Since it's being written in Python (and being called "simple") I'm going to assume you're not exactly concerned with squeezing every ounce of performance out of the thing. In that case, I'd suggest just running some tests under common working conditions and seeing how it performs. I'd guess around 5-10 is probably reasonable, but that's a complete stab in the dark.
Since you're using a dual-core machine, I'd highly recommend checking out the Python multiprocessing module (in Python 2.6). It will let you take advantage of multiple processors on your machine, which would be a significant performance boost.
One thing you should keep in mind is that some servers may interpret too many concurrent requests from the same IP address as a DoS attack and abort connections or return error pages for requests that would otherwise succeed.
So it might be a good idea to limit the number of concurrent requests to the same server to a relatively low number (5 should be on the safe side).
Threading isn't necessary in this case. Your program is I/O bound rather than CPU bound. The networking part would probably be better done using select() on the sockets.
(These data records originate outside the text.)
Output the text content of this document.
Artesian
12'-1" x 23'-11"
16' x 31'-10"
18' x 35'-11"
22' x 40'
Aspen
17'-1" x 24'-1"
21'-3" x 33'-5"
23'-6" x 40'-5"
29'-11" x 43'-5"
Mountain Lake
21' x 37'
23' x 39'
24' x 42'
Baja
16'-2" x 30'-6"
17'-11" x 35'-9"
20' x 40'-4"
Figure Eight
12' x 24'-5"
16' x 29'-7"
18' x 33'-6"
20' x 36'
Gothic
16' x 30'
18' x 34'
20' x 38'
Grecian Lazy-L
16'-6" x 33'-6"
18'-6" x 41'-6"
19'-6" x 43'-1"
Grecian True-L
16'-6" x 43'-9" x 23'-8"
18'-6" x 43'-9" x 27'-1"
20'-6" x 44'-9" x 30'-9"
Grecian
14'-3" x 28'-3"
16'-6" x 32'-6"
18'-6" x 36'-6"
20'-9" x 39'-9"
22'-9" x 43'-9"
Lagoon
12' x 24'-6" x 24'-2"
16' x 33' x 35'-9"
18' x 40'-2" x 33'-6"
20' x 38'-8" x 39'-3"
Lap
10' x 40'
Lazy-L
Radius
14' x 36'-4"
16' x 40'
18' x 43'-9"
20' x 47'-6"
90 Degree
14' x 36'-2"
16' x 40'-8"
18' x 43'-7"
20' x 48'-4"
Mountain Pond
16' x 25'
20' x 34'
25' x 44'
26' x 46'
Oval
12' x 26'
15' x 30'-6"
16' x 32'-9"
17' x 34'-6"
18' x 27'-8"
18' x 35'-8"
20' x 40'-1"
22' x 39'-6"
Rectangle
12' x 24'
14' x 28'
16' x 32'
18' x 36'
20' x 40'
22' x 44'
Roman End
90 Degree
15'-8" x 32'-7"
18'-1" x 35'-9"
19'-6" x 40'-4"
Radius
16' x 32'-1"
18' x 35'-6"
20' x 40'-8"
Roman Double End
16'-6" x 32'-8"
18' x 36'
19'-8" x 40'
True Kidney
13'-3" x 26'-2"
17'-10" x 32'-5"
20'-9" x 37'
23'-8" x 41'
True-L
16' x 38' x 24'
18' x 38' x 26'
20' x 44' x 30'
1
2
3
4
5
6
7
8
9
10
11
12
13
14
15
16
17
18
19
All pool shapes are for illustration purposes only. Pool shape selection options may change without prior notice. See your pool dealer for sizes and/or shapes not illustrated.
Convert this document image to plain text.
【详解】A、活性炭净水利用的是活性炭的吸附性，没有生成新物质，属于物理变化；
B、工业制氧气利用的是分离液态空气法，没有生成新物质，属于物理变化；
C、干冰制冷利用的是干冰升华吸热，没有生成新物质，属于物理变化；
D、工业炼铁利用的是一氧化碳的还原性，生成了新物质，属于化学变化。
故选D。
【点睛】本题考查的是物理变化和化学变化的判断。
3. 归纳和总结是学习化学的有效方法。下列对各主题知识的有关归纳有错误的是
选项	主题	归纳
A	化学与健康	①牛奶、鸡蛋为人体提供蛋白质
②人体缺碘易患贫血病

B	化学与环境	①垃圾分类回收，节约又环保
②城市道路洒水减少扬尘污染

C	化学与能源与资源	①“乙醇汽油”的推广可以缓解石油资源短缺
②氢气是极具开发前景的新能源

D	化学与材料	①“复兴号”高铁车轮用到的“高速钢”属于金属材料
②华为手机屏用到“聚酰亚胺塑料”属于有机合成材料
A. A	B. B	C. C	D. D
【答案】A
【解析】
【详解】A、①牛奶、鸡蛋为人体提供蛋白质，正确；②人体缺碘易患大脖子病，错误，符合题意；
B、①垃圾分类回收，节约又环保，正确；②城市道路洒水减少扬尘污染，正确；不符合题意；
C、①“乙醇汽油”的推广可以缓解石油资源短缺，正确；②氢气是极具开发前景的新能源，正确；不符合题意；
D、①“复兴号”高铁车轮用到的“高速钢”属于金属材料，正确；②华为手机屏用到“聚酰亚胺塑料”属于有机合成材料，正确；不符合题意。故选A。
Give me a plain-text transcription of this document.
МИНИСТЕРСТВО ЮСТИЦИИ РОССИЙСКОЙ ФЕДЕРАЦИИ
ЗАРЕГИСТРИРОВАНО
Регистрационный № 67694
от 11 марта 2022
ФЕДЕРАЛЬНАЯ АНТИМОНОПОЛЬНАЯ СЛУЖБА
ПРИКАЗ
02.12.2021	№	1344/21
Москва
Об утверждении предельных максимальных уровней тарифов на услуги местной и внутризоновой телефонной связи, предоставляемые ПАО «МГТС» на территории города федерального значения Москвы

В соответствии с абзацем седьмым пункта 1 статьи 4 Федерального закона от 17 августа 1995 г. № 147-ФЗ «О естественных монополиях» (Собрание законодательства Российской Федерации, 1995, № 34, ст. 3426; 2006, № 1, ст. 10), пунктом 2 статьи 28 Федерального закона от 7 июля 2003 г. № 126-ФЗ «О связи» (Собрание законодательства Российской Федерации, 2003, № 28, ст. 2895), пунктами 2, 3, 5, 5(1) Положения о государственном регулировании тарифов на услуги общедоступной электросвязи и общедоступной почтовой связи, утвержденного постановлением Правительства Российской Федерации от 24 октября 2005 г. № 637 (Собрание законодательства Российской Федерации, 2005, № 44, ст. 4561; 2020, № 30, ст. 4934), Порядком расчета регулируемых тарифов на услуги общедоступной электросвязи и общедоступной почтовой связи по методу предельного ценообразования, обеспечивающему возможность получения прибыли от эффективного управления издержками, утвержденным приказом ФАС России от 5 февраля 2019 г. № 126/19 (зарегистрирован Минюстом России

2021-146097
This reduces the overhead of creating and maintaining threads. I haven't used Twisted, but I heard it has really good support for asynchronous networking. This would allow you you to specify the URLs you wish to download and register a callback for each. When each is downloaded you the callback will be called, and the page can be processed. In order to allow multiple sites to be downloaded, without waiting for each to be processed, a second "worker" thread can be created with a queue. The callback would add the site's contents to the queue. The "worker" thread would do the actual processing.
As already stated in some answers, the optimal amount of simultaneous downloads depends on your bandwidth.
I'd use one or two threads - one for the actual crawling and the other (with a queue) for processing.